The Netherlands: Anne Frank and Dutch passports

Anne Frank and Jacobus LentzThis decade the government of The Netherlands launched a full force attack on the civil rights of Dutch citizens. The list of new laws that brings the police state closer is getting longer and longer. Even local governments now think citizens should obey when government officials knock on the door of innocent people to conduct a warrantless search of their private property.

Another law passed recently, starting in September everybody who applies for a new passport has to give up their fingerprints to the government. Especially the Dutch should know that this is a very bad idea. A similar history made it possible that the Nazis were very successful in The Netherlands deporting Jews to concentration and death camps during World War II. Two names come up, one very well known, and one that nobody seems to remember…

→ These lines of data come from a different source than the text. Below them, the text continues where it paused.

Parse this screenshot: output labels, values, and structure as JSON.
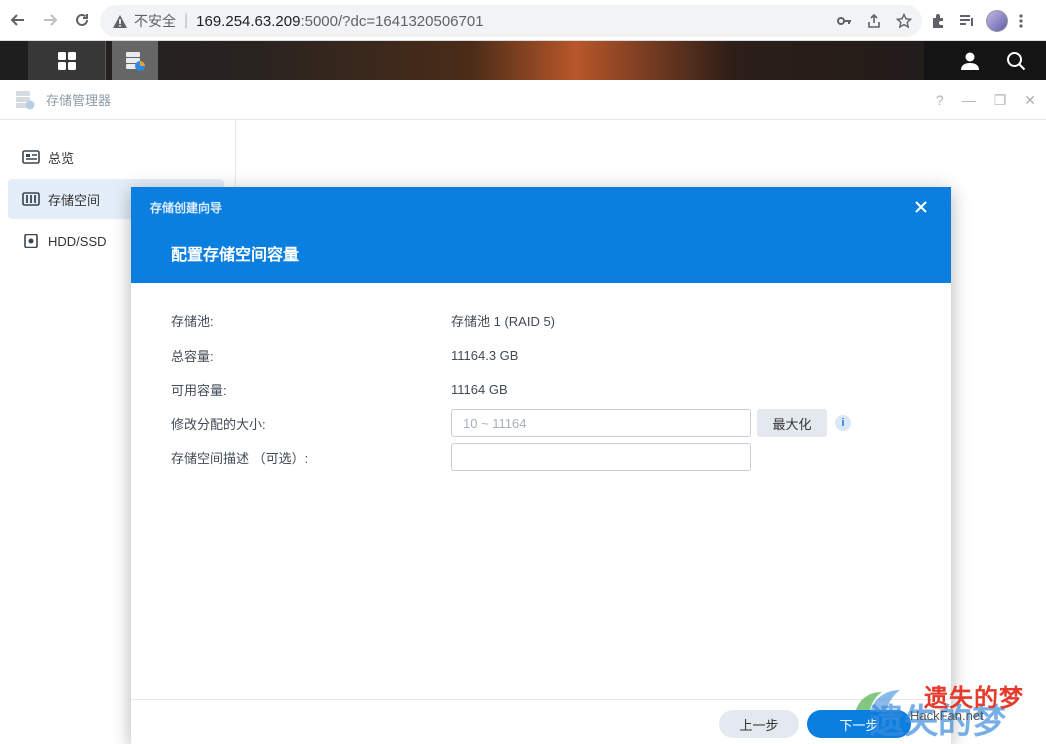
{
  "browser": {
    "insecure_label": "不安全",
    "url_host": "169.254.63.209",
    "url_rest": ":5000/?dc=1641320506701"
  },
  "window": {
    "title": "存储管理器",
    "controls": [
      "?",
      "—",
      "❐",
      "✕"
    ]
  },
  "sidebar": {
    "items": [
      {
        "label": "总览",
        "icon": "overview-icon"
      },
      {
        "label": "存储空间",
        "icon": "storage-pool-icon",
        "active": true
      },
      {
        "label": "HDD/SSD",
        "icon": "disk-icon"
      }
    ]
  },
  "dialog": {
    "wizard_title": "存储创建向导",
    "step_title": "配置存储空间容量",
    "fields": [
      {
        "label": "存储池:",
        "value": "存储池 1 (RAID 5)"
      },
      {
        "label": "总容量:",
        "value": "11164.3 GB"
      },
      {
        "label": "可用容量:",
        "value": "11164 GB"
      }
    ],
    "size_label": "修改分配的大小:",
    "size_placeholder": "10 ~ 11164",
    "max_button": "最大化",
    "info_icon": "i",
    "desc_label": "存储空间描述 （可选）:",
    "desc_value": "",
    "prev_button": "上一步",
    "next_button": "下一步"
  },
  "watermark": {
    "main": "遗失的梦",
    "site": "HackFan.net",
    "ghost": "遗失的梦"
  },
  "colors": {
    "accent": "#0a7fe0",
    "sidebar_active": "#e4eef8"
  }
}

The first name is Anne Frank. When the Nazis took power in Germany she and her family moved to Amsterdam in 1933. The Nazis occupied The Netherlands in 1940 and when the persecutions against the Jews increased the Frank family went into hiding. They were betrayed and Anne and her family were transported to concentration camps. Only her father, Otto Frank, survived. After the war he returned to Amsterdam and he discovered that the diary of Anne had been saved and in 1947 the now world famous diary of Anne Frank was published.

The second name is Jacobus Lambertus Lentz. He was a Dutch civil servant and his work was to improve the Dutch civil registry. In 1936 it became mandatory for Dutch municipalities to register every person living there. Lentz invented the ‘persoonskaart’ (‘persons card’) to record all information about those people. That was not enough for Lentz, he wanted that everybody in The Netherlands should carry a identification card at all times. This was rejected by the Dutch government in March 1940, just before the invasion of The Netherlands by the Nazis. According to Dirk Jan de Geer, at the time prime minister of The Netherlands, the identification card would make everybody a potential criminal in the eyes of the government and this was not acceptable.

But Lentz got a second chance when the Germans arrived. He developed an identification card for the Nazis and in 1941 it became mandatory for everybody to carry it at all times. The card Lentz developed was high tech at the time. It had a fingerprint of the card holder on it and a special ink was used.

The Nazis were very happy with the new identification card and the already existing persons cards in the civil registry. This is the reason the Nazis were very successful in The Netherlands deporting and subsequently murdering of Jews, compared to other countries. The Netherlands had the best civil registry in Europe, together with the new identification card it was relatively easy for the Nazis to find the Jews. Before World War II there were about 140,000 Jews living in The Netherlands. The Nazis got their hands on about 108,000 of them. Only 5,000 of those 108,000 survived the Holocaust.

Now let’s fast forward to 2005. In that year it became mandatory for the Dutch to carry an identification card. And now starting in September 2009, the Dutch have to give up their fingerprints to the government when they apply for a new passport. The European Union (EU) demands that new passports have a chip that contains those fingerprints. What the EU doesn’t demand, but the Dutch government is going to do it anyways, is that all those fingerprints will be stored in a big, centralized database. Once again, the government of The Netherlands wants to have the best civil registry of Europe, perhaps of the entire world.

The Dutch population doesn’t seem to care that much now history is repeating itself. The Dutch have a naive trust in their government, and more worrying, a naive trust in all future governments. The only way this new system can’t be misused for malicious purposes is that we always will have a “good” government. Forever, our government needs to be “good” in all eternity. But given all the new laws in recent years that is attacking civil rights of Dutch citizens, it looks like the government is going “bad”, and not staying “good”. Put a new despot, home made or from foreign origin, in the mix some time in the future and a new disaster will happen. One of the most important lessons of Anne Frank’s diary is that we should keep the government “dumb”. It’s extremely dangerous if the government knows too much about the people it’s ruling. Unfortunately, that lesson is not understood very well by the Dutch.